L’objectif de cette formation était de transposer à nous-mêmes cet esprit critique, si essentiel en science, afin de prendre du recul sur nos pratiques et d’interroger nos gestes professionnels, tant sur leur sens que sur leur finalité.
- Cette formation nous a invités à réfléchir sur le scénario pédagogique, c’est-à-dire l’histoire que nous choisissons de raconter à nos élèves.
- Dans notre discipline, ce scénario s’appuie souvent sur la démarche scientifique. Toutefois, nous avons identifié un piège fréquent dans lequel il est facile de tomber.
- Le cœur de notre travail consiste à faire travailler les élèves. Nous avons exploré comment articuler le scénario pédagogique avec les activités en classe afin de leur donner un maximum de sens et de favoriser l’appropriation des notions par les élèves.

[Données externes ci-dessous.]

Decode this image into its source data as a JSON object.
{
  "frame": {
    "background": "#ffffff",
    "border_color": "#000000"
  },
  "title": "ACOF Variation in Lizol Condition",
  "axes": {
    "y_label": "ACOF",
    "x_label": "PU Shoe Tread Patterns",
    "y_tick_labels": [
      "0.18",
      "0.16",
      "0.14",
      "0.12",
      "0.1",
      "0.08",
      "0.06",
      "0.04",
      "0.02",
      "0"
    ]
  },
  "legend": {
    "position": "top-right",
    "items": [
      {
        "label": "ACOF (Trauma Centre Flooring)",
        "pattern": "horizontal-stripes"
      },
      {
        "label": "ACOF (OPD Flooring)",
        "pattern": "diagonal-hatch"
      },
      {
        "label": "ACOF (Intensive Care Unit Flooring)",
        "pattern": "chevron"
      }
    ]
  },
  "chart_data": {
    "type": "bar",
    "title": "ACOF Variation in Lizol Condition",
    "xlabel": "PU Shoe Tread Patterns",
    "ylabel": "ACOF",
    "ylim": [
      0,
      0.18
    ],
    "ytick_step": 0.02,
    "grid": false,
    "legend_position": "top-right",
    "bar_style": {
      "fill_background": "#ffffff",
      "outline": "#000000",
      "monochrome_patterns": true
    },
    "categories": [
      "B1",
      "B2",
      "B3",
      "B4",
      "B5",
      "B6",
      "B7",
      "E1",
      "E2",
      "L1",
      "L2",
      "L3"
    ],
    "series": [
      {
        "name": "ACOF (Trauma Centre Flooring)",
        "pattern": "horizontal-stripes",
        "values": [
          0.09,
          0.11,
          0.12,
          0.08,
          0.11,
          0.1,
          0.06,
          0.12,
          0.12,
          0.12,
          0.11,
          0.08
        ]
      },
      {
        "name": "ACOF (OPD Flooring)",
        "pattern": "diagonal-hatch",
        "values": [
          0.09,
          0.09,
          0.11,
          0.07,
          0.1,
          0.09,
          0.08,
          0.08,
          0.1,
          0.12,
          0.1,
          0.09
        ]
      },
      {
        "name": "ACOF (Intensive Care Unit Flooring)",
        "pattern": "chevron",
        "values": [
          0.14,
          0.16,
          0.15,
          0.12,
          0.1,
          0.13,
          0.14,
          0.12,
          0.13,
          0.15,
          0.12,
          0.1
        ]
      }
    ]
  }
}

- Enfin, nous avons abordé la manière d’évaluer, dans le même esprit, les progrès de nos élèves.
LE SCÉNARIO
L’objectif était de déterminer les forces et les faiblesses du scénario proposé : cohérence scénario par rapport au programme, cohérence de la situation déclenchante, de la consigne, du support et modalité d’activité et du bilan.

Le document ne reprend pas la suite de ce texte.